La semaine a été marquée par les réunions successives des banques centrales : FED pour les États-Unis mercredi, BCE jeudi et avec moins de conséquences, BOJ vendredi pour le Japon.

Le président de la FED (M. Powell) poursuit strictement son plan : ni surprise ni discours compliqué. Les taux courts ont été monté de 0,25% (2% désormais) et le bilan de la FED va être réduit de 40 Mds de $ par mois (au lieu de 30 Mds). Comme beaucoup d’investisseurs le pensaient, il y aura bien encore 2 hausses des taux en 2018. La FED a également enlevé toute mention d’une « politique monétaire accommodante » dans sa communication. M. Powell affiche une grande confiance dans l’économie américaine : la croissance reste vigoureuse, la consommation se maintient et le chômage pourrait retomber sous des niveaux inconnus depuis les années 60 ! L’inflation qui était inexplicablement basse commence à revenir vers 2% ce qui est la cible de la FED. Seule incertitude : que se passerait-il si la guerre commerciale s’envenimait ? Tout va  donc bien aux États-Unis si l’on en croit les discours officiels.

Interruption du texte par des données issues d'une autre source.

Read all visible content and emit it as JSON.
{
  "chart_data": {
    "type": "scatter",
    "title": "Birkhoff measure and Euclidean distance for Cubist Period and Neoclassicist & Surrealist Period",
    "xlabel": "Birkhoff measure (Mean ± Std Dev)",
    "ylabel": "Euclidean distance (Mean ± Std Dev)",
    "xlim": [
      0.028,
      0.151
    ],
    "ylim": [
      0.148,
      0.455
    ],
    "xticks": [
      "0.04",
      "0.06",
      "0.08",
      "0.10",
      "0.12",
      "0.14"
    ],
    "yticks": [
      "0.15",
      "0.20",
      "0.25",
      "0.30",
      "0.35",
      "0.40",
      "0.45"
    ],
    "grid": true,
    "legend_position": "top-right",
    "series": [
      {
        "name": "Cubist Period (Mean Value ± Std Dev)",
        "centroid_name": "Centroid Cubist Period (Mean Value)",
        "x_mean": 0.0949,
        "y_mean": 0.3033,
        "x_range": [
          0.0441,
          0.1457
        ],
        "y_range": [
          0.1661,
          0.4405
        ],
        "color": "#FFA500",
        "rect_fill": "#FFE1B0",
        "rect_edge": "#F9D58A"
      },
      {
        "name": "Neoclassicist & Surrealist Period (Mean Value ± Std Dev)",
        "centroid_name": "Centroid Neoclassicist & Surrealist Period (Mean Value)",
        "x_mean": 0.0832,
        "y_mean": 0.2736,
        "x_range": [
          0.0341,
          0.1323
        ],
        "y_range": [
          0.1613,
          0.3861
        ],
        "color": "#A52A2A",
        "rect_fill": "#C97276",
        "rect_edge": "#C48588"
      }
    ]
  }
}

La BCE a, elle aussi, eu un discours très clair, ce qui a rassuré les investisseurs. Elle a comme prévu laissé sa politique monétaire inchangée mais a clarifié la fin des achats : elle va diviser par 2 ses achats mensuels à partir d’octobre pour revenir à 15 Mds d’Euros d’achats et finalement arrêter en 2019. M. Draghi, président de la BCE, a aussi indiqué que la hausse des taux courts était repoussée jusqu’à la fin de l’été 2019. La prudence a été affichée à court terme : la petite faiblesse de l’activité n’est que temporaire pour la BCE. L’économie, à condition que le protectionnisme prôné par M. Trump n’affecte pas trop les échanges mondiaux, devrait repartir. M. Draghi a également estimé que l’inflation devrait atteindre près de 2% en 2019, soit exactement la cible qu’il s’est fixé.

Taux en hausse aux États-Unis dans le sillage d’une économie vigoureuse et rythme modéré avec des taux bas pendant encore plus d’un an en zone Euro… la conséquence sur les marchés a été immédiate : l’Euro a fortement baissé contre le Dollar ! Inflation modérée, croissance proche des 2%, taux bas… Les investisseurs se sont rués sur les actions de la zone Euro après quelques semaines de doute.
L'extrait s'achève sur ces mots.